It’s 5 a.m. The alarm clock rings. Outside it’s dark and there is no one on the street. On the previous day my fixer, Myako, told me that we needed to be at the entrance to the brewery around 5:45. That was the time the sake production would begin that year.
Some years ago I had watched the film ‘The Birth of Sake’. It documents a group of workers from a traditional brewery. It moved me so much that immediately I wanted some day to photograph the production process of that which is still Japan’s national drink.
Years later the opportunity presented itself. This was how I found myself in a cold November dawn waiting at the door to the shop which serves as the entrance to Juji Asahi brewery, in Izumo, Shimane prefecture. When they are fully functioning, it’s easy to identify a sake brewery. Just look for the sugidama. This big cedar ball is hung at the entrance when the production period begins, in November. It stays there during the whole process, until March, marking a place that is producing sake.
Eriko Terada, the person responsible for the brewery, gives us a warm welcome at the scheduled time. She then takes us to a temperature chamber where there are already four people working. There are several tasks that must be done when the rice is at a specific temperature.
Going from 4 degrees in the street to almost 40 inside the chamber is a considerable thermal shock. Even my photographic gear complains. The camera’s sensor starts to show a strange hue on some of the photos. Condensation forms on the lenses. The camera itself starts heating to a point where I can barely hold it in my hands. At times I have to stop the session, losing some photographable moments, so that things go back to normal. I had already lost a camera in this trip due to a malfunction. I couldn’t risk losing the only one I had on backup.

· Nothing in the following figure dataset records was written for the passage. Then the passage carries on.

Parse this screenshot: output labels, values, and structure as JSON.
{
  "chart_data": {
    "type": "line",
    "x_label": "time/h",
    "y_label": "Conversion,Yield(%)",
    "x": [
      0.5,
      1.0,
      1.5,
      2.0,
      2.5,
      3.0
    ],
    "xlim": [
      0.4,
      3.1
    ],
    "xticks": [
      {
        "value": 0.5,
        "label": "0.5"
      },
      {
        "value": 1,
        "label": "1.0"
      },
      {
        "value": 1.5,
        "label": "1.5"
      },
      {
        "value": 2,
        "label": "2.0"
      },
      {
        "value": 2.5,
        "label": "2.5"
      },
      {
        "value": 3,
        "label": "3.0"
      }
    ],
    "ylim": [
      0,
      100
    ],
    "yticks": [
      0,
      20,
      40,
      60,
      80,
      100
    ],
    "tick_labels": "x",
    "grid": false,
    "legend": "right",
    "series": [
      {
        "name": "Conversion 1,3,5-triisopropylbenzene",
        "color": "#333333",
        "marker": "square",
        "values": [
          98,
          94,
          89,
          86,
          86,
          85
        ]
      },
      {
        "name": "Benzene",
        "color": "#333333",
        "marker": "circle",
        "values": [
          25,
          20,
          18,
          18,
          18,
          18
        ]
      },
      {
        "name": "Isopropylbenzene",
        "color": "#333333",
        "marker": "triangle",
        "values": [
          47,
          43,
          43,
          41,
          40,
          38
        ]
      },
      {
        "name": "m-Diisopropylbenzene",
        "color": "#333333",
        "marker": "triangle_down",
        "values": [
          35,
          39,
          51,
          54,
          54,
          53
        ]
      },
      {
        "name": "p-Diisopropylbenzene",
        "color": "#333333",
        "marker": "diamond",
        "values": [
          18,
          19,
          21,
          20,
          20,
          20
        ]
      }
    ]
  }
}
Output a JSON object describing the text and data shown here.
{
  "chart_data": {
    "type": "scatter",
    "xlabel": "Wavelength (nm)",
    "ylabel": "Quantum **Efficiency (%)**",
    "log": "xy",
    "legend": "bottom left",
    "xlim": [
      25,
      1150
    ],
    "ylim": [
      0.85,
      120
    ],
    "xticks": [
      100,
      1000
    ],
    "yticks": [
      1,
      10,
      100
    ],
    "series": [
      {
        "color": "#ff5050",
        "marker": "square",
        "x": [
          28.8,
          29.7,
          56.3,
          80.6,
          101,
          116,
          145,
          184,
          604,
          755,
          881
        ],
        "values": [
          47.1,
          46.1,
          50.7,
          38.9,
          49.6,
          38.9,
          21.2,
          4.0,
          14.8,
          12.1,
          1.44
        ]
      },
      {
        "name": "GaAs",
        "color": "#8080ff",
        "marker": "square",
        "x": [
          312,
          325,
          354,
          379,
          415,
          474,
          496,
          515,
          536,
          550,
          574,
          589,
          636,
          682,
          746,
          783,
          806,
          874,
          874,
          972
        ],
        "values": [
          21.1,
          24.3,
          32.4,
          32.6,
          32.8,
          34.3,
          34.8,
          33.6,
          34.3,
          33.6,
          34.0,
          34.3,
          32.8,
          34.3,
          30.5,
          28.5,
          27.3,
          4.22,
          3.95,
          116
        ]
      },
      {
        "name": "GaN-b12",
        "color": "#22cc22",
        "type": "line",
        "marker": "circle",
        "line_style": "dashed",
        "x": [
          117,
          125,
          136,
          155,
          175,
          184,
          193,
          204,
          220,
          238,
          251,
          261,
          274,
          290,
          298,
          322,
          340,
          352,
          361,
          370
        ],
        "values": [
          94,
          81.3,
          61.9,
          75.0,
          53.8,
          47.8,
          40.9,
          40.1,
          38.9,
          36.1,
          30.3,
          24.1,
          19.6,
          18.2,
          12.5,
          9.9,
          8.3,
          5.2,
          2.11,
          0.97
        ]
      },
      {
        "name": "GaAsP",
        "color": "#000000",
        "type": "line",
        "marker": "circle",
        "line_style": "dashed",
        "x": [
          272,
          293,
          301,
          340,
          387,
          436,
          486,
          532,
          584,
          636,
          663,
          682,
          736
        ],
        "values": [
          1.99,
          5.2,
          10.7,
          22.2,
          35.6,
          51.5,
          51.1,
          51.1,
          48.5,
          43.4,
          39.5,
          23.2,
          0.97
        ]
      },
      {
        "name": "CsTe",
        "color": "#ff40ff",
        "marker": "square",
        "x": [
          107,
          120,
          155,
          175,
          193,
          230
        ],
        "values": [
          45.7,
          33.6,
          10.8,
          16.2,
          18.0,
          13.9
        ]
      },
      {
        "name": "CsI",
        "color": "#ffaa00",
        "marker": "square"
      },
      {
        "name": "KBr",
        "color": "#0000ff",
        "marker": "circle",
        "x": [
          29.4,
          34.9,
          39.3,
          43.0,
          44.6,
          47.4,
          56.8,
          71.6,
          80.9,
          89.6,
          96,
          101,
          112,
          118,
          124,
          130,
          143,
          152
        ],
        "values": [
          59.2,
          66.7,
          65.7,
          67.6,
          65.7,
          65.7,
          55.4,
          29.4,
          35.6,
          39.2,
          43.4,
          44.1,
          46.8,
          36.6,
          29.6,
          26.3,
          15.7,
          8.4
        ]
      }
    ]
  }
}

Juji Asahi brewery works mainly with local producers. Rice comes from fields in the mountains of Izumo and Okuizumo. The water, that should be as pure as possible, comes from the Kitayama mountain range, north of the city. In Japanese consciousness, Izumo has always had a deep connection to mythology. Here is the oldest known Shinto shrine in Japan, Izumo-taisha, which is over one thousand years old. Here, every Autumn, a festival takes place to welcome and honor Shinto Gods, as they return to Japan for a week. Maybe because of this connection, the Touji (the brewery’s master artisan responsible for guaranteeing the production of sake according to traditional methods) offers the first cooked rice ball of the year to a small Shinto shrine. A sort of thanks to the Gods for the quality of the ingredients they provide, and also a prayer so that this year’s production is successful.
In the following two days, I visit the brewery more times in order to continue to photograph the process. It’s not enough time, but still I am able to observe some of the most important phases, like boiling rice in huge vats and applying koji. These are the spores of the fungus Aspergillus Oryzae, which are barely visible with a naked eye, yet are so important to start the fermentation process.
Three days is very little to photograph the production of sake in its entirety. Especially in November when the rice is being prepared for the first batch. In January it might be enough, because there are different batches going through different stages of the process. Anyway, I try to use the time as best as I can, and I hope one day I can return to document the process completely.